Thursday, November 5, 2009

I had a dream last night that we were moving to a new house—a large beautiful log house nestled among forested hills, with a huge yard with plenty of room for gardening and for some animals.

Moving to a new house is a recurring theme in my dreams. The dream is always set in Pennsylvania, and the house I’m moving from (my house) always ends up being Mom and Dad’s house.

In this dream at varying points I was my adult self, my seventeen year old self, and my twelve year old self.

The only odd thing in the dream was that in the old house we were leaving behind a lot of stuff I thought we should be taking. The attic was full of stuff, mostly toys. I thought if we were selling the house to a family it would be nice to leave the toys for them, but we were selling the house to a baseball association.  I found some of Grandma's afghans in the attic as well. I wanted to at least keep an all-white one, but had trouble getting to it because I spotted a huge black widow spider. Grandma was there in the attic with me.

The thing that vexed me the most was that we hadn’t taken any of the dressers. I complained to Mom that I wouldn’t have anywhere to put my clothes in the new house. She suggested a cardboard box, but I was complaining how ridiculous that seemed when we had all of these dressers. Jamie had a gorgeous, tall antique chest of drawers. She was talking about how perhaps she could get $150 for it if she sold it. I thought it would make a perfect dresser for me if only I could convince everyone else to move the dressers to the new house.

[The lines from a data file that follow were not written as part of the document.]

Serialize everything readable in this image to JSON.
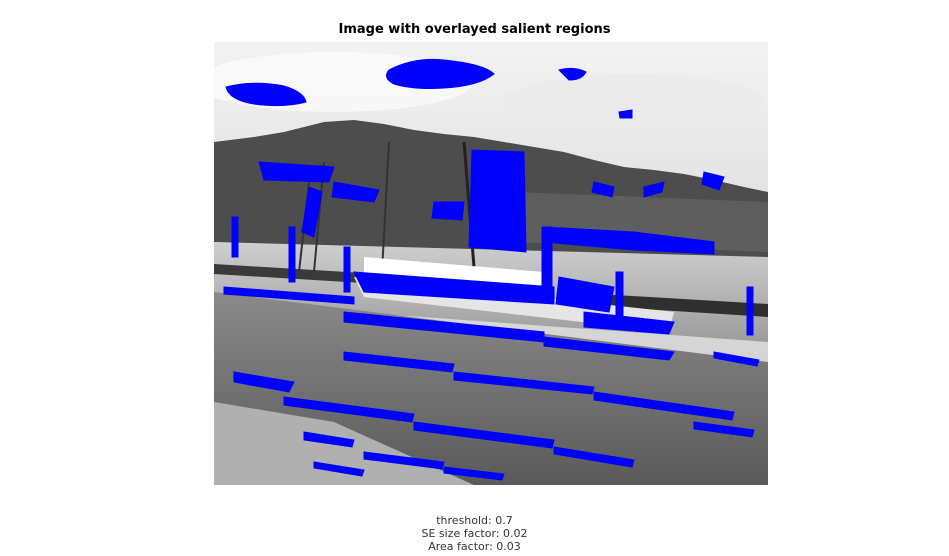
{
  "title": "Image with overlayed salient regions",
  "chart_data": {
    "type": "image-overlay",
    "title": "Image with overlayed salient regions",
    "image_description_free": true,
    "overlay_color": "#0000ff",
    "parameters": {
      "threshold": 0.7,
      "se_size_factor": 0.02,
      "area_factor": 0.03
    }
  },
  "caption": {
    "line1": "threshold: 0.7",
    "line2": "SE size factor: 0.02",
    "line3": "Area factor: 0.03"
  },
  "colors": {
    "overlay": "#0000ff",
    "sky": "#d9d9d9",
    "mountain": "#4a4a4a",
    "water": "#bdbdbd",
    "grass": "#6e6e6e",
    "path": "#a8a8a8"
  }
}
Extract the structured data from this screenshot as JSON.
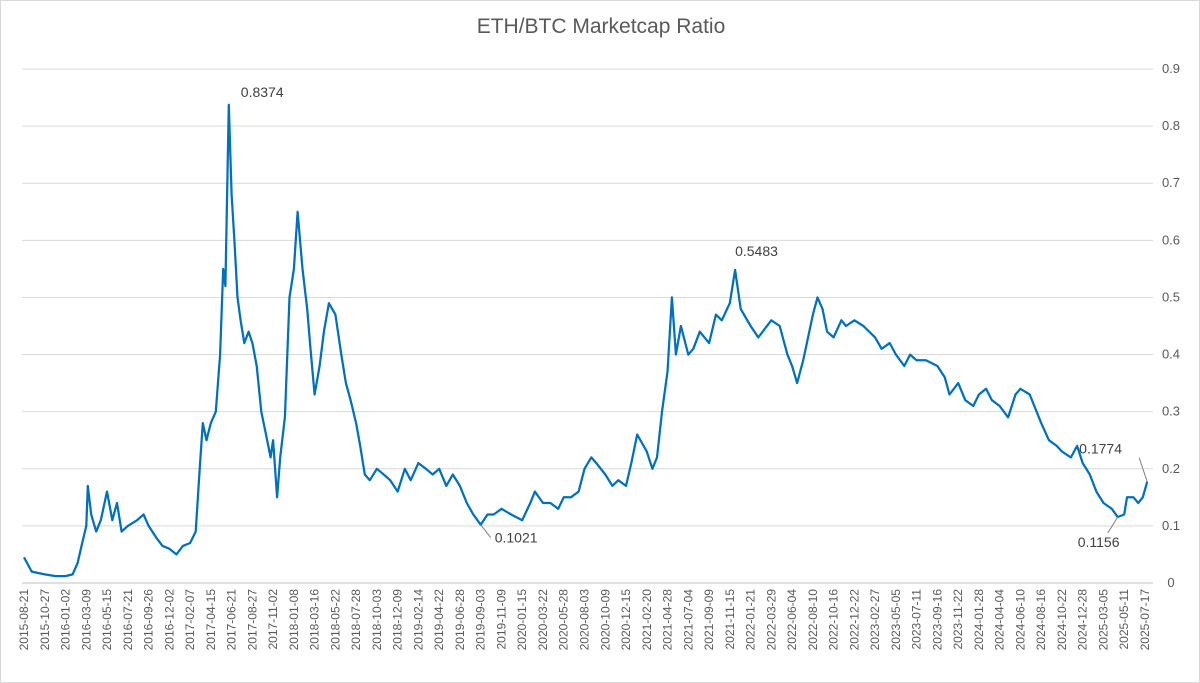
{
  "chart_data": {
    "type": "line",
    "title": "ETH/BTC Marketcap Ratio",
    "xlabel": "",
    "ylabel": "",
    "ylim": [
      0,
      0.9
    ],
    "y_ticks": [
      "0",
      "0.1",
      "0.2",
      "0.3",
      "0.4",
      "0.5",
      "0.6",
      "0.7",
      "0.8",
      "0.9"
    ],
    "y_axis_position": "right",
    "grid": "horizontal",
    "legend": "none",
    "x_tick_labels": [
      "2015-08-21",
      "2015-10-27",
      "2016-01-02",
      "2016-03-09",
      "2016-05-15",
      "2016-07-21",
      "2016-09-26",
      "2016-12-02",
      "2017-02-07",
      "2017-04-15",
      "2017-06-21",
      "2017-08-27",
      "2017-11-02",
      "2018-01-08",
      "2018-03-16",
      "2018-05-22",
      "2018-07-28",
      "2018-10-03",
      "2018-12-09",
      "2019-02-14",
      "2019-04-22",
      "2019-06-28",
      "2019-09-03",
      "2019-11-09",
      "2020-01-15",
      "2020-03-22",
      "2020-05-28",
      "2020-08-03",
      "2020-10-09",
      "2020-12-15",
      "2021-02-20",
      "2021-04-28",
      "2021-07-04",
      "2021-09-09",
      "2021-11-15",
      "2022-01-21",
      "2022-03-29",
      "2022-06-04",
      "2022-08-10",
      "2022-10-16",
      "2022-12-22",
      "2023-02-27",
      "2023-05-05",
      "2023-07-11",
      "2023-09-16",
      "2023-11-22",
      "2024-01-28",
      "2024-04-04",
      "2024-06-10",
      "2024-08-16",
      "2024-10-22",
      "2024-12-28",
      "2025-03-05",
      "2025-05-11",
      "2025-07-17"
    ],
    "series": [
      {
        "color": "#0070c0",
        "points": [
          {
            "x": "2015-08-21",
            "y": 0.045
          },
          {
            "x": "2015-09-15",
            "y": 0.02
          },
          {
            "x": "2015-10-27",
            "y": 0.015
          },
          {
            "x": "2015-12-01",
            "y": 0.012
          },
          {
            "x": "2016-01-02",
            "y": 0.012
          },
          {
            "x": "2016-01-25",
            "y": 0.015
          },
          {
            "x": "2016-02-10",
            "y": 0.035
          },
          {
            "x": "2016-02-25",
            "y": 0.07
          },
          {
            "x": "2016-03-09",
            "y": 0.1
          },
          {
            "x": "2016-03-14",
            "y": 0.17
          },
          {
            "x": "2016-03-25",
            "y": 0.12
          },
          {
            "x": "2016-04-10",
            "y": 0.09
          },
          {
            "x": "2016-04-25",
            "y": 0.11
          },
          {
            "x": "2016-05-15",
            "y": 0.16
          },
          {
            "x": "2016-06-01",
            "y": 0.11
          },
          {
            "x": "2016-06-16",
            "y": 0.14
          },
          {
            "x": "2016-07-01",
            "y": 0.09
          },
          {
            "x": "2016-07-21",
            "y": 0.1
          },
          {
            "x": "2016-08-20",
            "y": 0.11
          },
          {
            "x": "2016-09-10",
            "y": 0.12
          },
          {
            "x": "2016-09-26",
            "y": 0.1
          },
          {
            "x": "2016-10-20",
            "y": 0.08
          },
          {
            "x": "2016-11-10",
            "y": 0.065
          },
          {
            "x": "2016-12-02",
            "y": 0.06
          },
          {
            "x": "2016-12-25",
            "y": 0.05
          },
          {
            "x": "2017-01-15",
            "y": 0.065
          },
          {
            "x": "2017-02-07",
            "y": 0.07
          },
          {
            "x": "2017-02-25",
            "y": 0.09
          },
          {
            "x": "2017-03-10",
            "y": 0.2
          },
          {
            "x": "2017-03-20",
            "y": 0.28
          },
          {
            "x": "2017-04-01",
            "y": 0.25
          },
          {
            "x": "2017-04-15",
            "y": 0.28
          },
          {
            "x": "2017-05-01",
            "y": 0.3
          },
          {
            "x": "2017-05-15",
            "y": 0.4
          },
          {
            "x": "2017-05-25",
            "y": 0.55
          },
          {
            "x": "2017-06-01",
            "y": 0.52
          },
          {
            "x": "2017-06-12",
            "y": 0.8374
          },
          {
            "x": "2017-06-21",
            "y": 0.68
          },
          {
            "x": "2017-06-30",
            "y": 0.6
          },
          {
            "x": "2017-07-10",
            "y": 0.5
          },
          {
            "x": "2017-07-20",
            "y": 0.46
          },
          {
            "x": "2017-08-01",
            "y": 0.42
          },
          {
            "x": "2017-08-15",
            "y": 0.44
          },
          {
            "x": "2017-08-27",
            "y": 0.42
          },
          {
            "x": "2017-09-10",
            "y": 0.38
          },
          {
            "x": "2017-09-25",
            "y": 0.3
          },
          {
            "x": "2017-10-10",
            "y": 0.26
          },
          {
            "x": "2017-10-25",
            "y": 0.22
          },
          {
            "x": "2017-11-02",
            "y": 0.25
          },
          {
            "x": "2017-11-15",
            "y": 0.15
          },
          {
            "x": "2017-11-25",
            "y": 0.22
          },
          {
            "x": "2017-12-10",
            "y": 0.29
          },
          {
            "x": "2017-12-25",
            "y": 0.5
          },
          {
            "x": "2018-01-08",
            "y": 0.55
          },
          {
            "x": "2018-01-20",
            "y": 0.65
          },
          {
            "x": "2018-02-05",
            "y": 0.55
          },
          {
            "x": "2018-02-20",
            "y": 0.48
          },
          {
            "x": "2018-03-01",
            "y": 0.42
          },
          {
            "x": "2018-03-16",
            "y": 0.33
          },
          {
            "x": "2018-04-01",
            "y": 0.38
          },
          {
            "x": "2018-04-15",
            "y": 0.44
          },
          {
            "x": "2018-05-01",
            "y": 0.49
          },
          {
            "x": "2018-05-22",
            "y": 0.47
          },
          {
            "x": "2018-06-10",
            "y": 0.4
          },
          {
            "x": "2018-06-25",
            "y": 0.35
          },
          {
            "x": "2018-07-10",
            "y": 0.32
          },
          {
            "x": "2018-07-28",
            "y": 0.28
          },
          {
            "x": "2018-08-10",
            "y": 0.24
          },
          {
            "x": "2018-08-25",
            "y": 0.19
          },
          {
            "x": "2018-09-10",
            "y": 0.18
          },
          {
            "x": "2018-10-03",
            "y": 0.2
          },
          {
            "x": "2018-10-25",
            "y": 0.19
          },
          {
            "x": "2018-11-15",
            "y": 0.18
          },
          {
            "x": "2018-12-09",
            "y": 0.16
          },
          {
            "x": "2019-01-01",
            "y": 0.2
          },
          {
            "x": "2019-01-20",
            "y": 0.18
          },
          {
            "x": "2019-02-14",
            "y": 0.21
          },
          {
            "x": "2019-03-10",
            "y": 0.2
          },
          {
            "x": "2019-04-01",
            "y": 0.19
          },
          {
            "x": "2019-04-22",
            "y": 0.2
          },
          {
            "x": "2019-05-15",
            "y": 0.17
          },
          {
            "x": "2019-06-05",
            "y": 0.19
          },
          {
            "x": "2019-06-28",
            "y": 0.17
          },
          {
            "x": "2019-07-20",
            "y": 0.14
          },
          {
            "x": "2019-08-10",
            "y": 0.12
          },
          {
            "x": "2019-09-03",
            "y": 0.1021
          },
          {
            "x": "2019-09-25",
            "y": 0.12
          },
          {
            "x": "2019-10-15",
            "y": 0.12
          },
          {
            "x": "2019-11-09",
            "y": 0.13
          },
          {
            "x": "2019-12-10",
            "y": 0.12
          },
          {
            "x": "2020-01-15",
            "y": 0.11
          },
          {
            "x": "2020-02-10",
            "y": 0.14
          },
          {
            "x": "2020-02-25",
            "y": 0.16
          },
          {
            "x": "2020-03-22",
            "y": 0.14
          },
          {
            "x": "2020-04-15",
            "y": 0.14
          },
          {
            "x": "2020-05-10",
            "y": 0.13
          },
          {
            "x": "2020-05-28",
            "y": 0.15
          },
          {
            "x": "2020-06-20",
            "y": 0.15
          },
          {
            "x": "2020-07-15",
            "y": 0.16
          },
          {
            "x": "2020-08-03",
            "y": 0.2
          },
          {
            "x": "2020-08-25",
            "y": 0.22
          },
          {
            "x": "2020-09-10",
            "y": 0.21
          },
          {
            "x": "2020-10-09",
            "y": 0.19
          },
          {
            "x": "2020-11-01",
            "y": 0.17
          },
          {
            "x": "2020-11-20",
            "y": 0.18
          },
          {
            "x": "2020-12-15",
            "y": 0.17
          },
          {
            "x": "2021-01-01",
            "y": 0.21
          },
          {
            "x": "2021-01-20",
            "y": 0.26
          },
          {
            "x": "2021-02-20",
            "y": 0.23
          },
          {
            "x": "2021-03-10",
            "y": 0.2
          },
          {
            "x": "2021-03-25",
            "y": 0.22
          },
          {
            "x": "2021-04-10",
            "y": 0.3
          },
          {
            "x": "2021-04-28",
            "y": 0.37
          },
          {
            "x": "2021-05-12",
            "y": 0.5
          },
          {
            "x": "2021-05-25",
            "y": 0.4
          },
          {
            "x": "2021-06-10",
            "y": 0.45
          },
          {
            "x": "2021-07-04",
            "y": 0.4
          },
          {
            "x": "2021-07-20",
            "y": 0.41
          },
          {
            "x": "2021-08-10",
            "y": 0.44
          },
          {
            "x": "2021-09-09",
            "y": 0.42
          },
          {
            "x": "2021-10-01",
            "y": 0.47
          },
          {
            "x": "2021-10-20",
            "y": 0.46
          },
          {
            "x": "2021-11-15",
            "y": 0.49
          },
          {
            "x": "2021-12-02",
            "y": 0.5483
          },
          {
            "x": "2021-12-20",
            "y": 0.48
          },
          {
            "x": "2022-01-21",
            "y": 0.45
          },
          {
            "x": "2022-02-15",
            "y": 0.43
          },
          {
            "x": "2022-03-29",
            "y": 0.46
          },
          {
            "x": "2022-04-25",
            "y": 0.45
          },
          {
            "x": "2022-05-20",
            "y": 0.4
          },
          {
            "x": "2022-06-04",
            "y": 0.38
          },
          {
            "x": "2022-06-20",
            "y": 0.35
          },
          {
            "x": "2022-07-10",
            "y": 0.39
          },
          {
            "x": "2022-08-10",
            "y": 0.47
          },
          {
            "x": "2022-08-25",
            "y": 0.5
          },
          {
            "x": "2022-09-10",
            "y": 0.48
          },
          {
            "x": "2022-09-25",
            "y": 0.44
          },
          {
            "x": "2022-10-16",
            "y": 0.43
          },
          {
            "x": "2022-11-10",
            "y": 0.46
          },
          {
            "x": "2022-11-25",
            "y": 0.45
          },
          {
            "x": "2022-12-22",
            "y": 0.46
          },
          {
            "x": "2023-01-20",
            "y": 0.45
          },
          {
            "x": "2023-02-27",
            "y": 0.43
          },
          {
            "x": "2023-03-20",
            "y": 0.41
          },
          {
            "x": "2023-04-15",
            "y": 0.42
          },
          {
            "x": "2023-05-05",
            "y": 0.4
          },
          {
            "x": "2023-06-01",
            "y": 0.38
          },
          {
            "x": "2023-06-20",
            "y": 0.4
          },
          {
            "x": "2023-07-11",
            "y": 0.39
          },
          {
            "x": "2023-08-10",
            "y": 0.39
          },
          {
            "x": "2023-09-16",
            "y": 0.38
          },
          {
            "x": "2023-10-10",
            "y": 0.36
          },
          {
            "x": "2023-10-25",
            "y": 0.33
          },
          {
            "x": "2023-11-22",
            "y": 0.35
          },
          {
            "x": "2023-12-15",
            "y": 0.32
          },
          {
            "x": "2024-01-10",
            "y": 0.31
          },
          {
            "x": "2024-01-28",
            "y": 0.33
          },
          {
            "x": "2024-02-20",
            "y": 0.34
          },
          {
            "x": "2024-03-10",
            "y": 0.32
          },
          {
            "x": "2024-04-04",
            "y": 0.31
          },
          {
            "x": "2024-05-01",
            "y": 0.29
          },
          {
            "x": "2024-05-25",
            "y": 0.33
          },
          {
            "x": "2024-06-10",
            "y": 0.34
          },
          {
            "x": "2024-07-10",
            "y": 0.33
          },
          {
            "x": "2024-08-16",
            "y": 0.28
          },
          {
            "x": "2024-09-10",
            "y": 0.25
          },
          {
            "x": "2024-10-05",
            "y": 0.24
          },
          {
            "x": "2024-10-22",
            "y": 0.23
          },
          {
            "x": "2024-11-20",
            "y": 0.22
          },
          {
            "x": "2024-12-10",
            "y": 0.24
          },
          {
            "x": "2024-12-28",
            "y": 0.21
          },
          {
            "x": "2025-01-20",
            "y": 0.19
          },
          {
            "x": "2025-02-10",
            "y": 0.16
          },
          {
            "x": "2025-03-05",
            "y": 0.14
          },
          {
            "x": "2025-04-01",
            "y": 0.13
          },
          {
            "x": "2025-04-20",
            "y": 0.1156
          },
          {
            "x": "2025-05-11",
            "y": 0.12
          },
          {
            "x": "2025-05-20",
            "y": 0.15
          },
          {
            "x": "2025-06-10",
            "y": 0.15
          },
          {
            "x": "2025-06-25",
            "y": 0.14
          },
          {
            "x": "2025-07-10",
            "y": 0.15
          },
          {
            "x": "2025-07-24",
            "y": 0.1774
          }
        ]
      }
    ],
    "annotations": [
      {
        "text": "0.8374",
        "x": "2017-06-12",
        "y": 0.8374,
        "leader": false
      },
      {
        "text": "0.5483",
        "x": "2021-12-02",
        "y": 0.5483,
        "leader": false
      },
      {
        "text": "0.1021",
        "x": "2019-09-03",
        "y": 0.1021,
        "leader": true
      },
      {
        "text": "0.1156",
        "x": "2025-04-20",
        "y": 0.1156,
        "leader": true
      },
      {
        "text": "0.1774",
        "x": "2025-07-24",
        "y": 0.1774,
        "leader": true
      }
    ]
  }
}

The dressers obviously symbolize something. Mom and Dad’s house (my childhood home) has always symbolized my Self, and these moving dreams always seem to be about moving into a newer Self, in this case also a more expansive self.  Dressers contain our clothes, which we use to don different forms of self-expression. But it wasn’t that I’d be without clothes, it was that I’d be without a container to hold them. And a cardboard box wasn’t good enough. I wanted something beautiful, with character and the patina of age, like Jamie’s dresser. Even my dresser (from childhood) is probably, technically, an antique now. Any dresser would’ve been better than a cardboard box.

I was arguing vehemently that we need to have beautiful containers to house our self-expression, our various forms of self expression--but what does that really mean? If I move into a more expansive Self, I still want a beautiful container to house my various forms of self-expression. Each form of self-expression I don, each persona, is not me in my totality. All of those various expressions, together, should be a thing of beauty. But even all of those are not all of me. The whole house represents the whole Self. The dresser only represents the various aspects of self which manifest discretely.

The toys in the attic--they represent playful spontaneity. I wanted them to go to children who would fully engage with them—not to a baseball association—where play has become rigid and overly formalized.

And Grandma’s afghans….as far as I know, she never did crochet an all-white one. The color white contains all other colors, but is an absence of color as well. What does the afghan represent? It represents my connection to Grandma of course—to memories of my personal past, what’s gone before. It’s an item of warmth and comfort; it represents love. The purity of love. And how love contains everything. The afghan is made up of both matter and empty space—yarn endlessly looping back upon itself and interconnecting with other parts of itself. The form of it is created by the intersection of matter and emptiness. (Earth and sky?)

Back to the symbolism of the dresser. The dresser I was most drawn to was tall, wide, but narrow from front to back. In proportion and styling it reminded me of a Shaker piece—simple, and elegantly understated.  But the finish on it was not Shaker—it was very rich, had beautiful depth, perhaps it was a wax finish which had been painstakingly built up over many years of attention. This seems to represent myself as I’m currently manifesting—in this context of voluntary simplicity.

Another interesting thing was Mom’s cardboard box comment. It was implied that the cardboard box would be one left over from the move. So I would’ve been basically living out of a box, as if the move were only temporary. But it wasn’t meant to be a temporary move. There seems to be symbolism there about living outside of the box too. A cardboard box is ugly—that was a big part of my objection to it. I wanted to live in a beautiful space.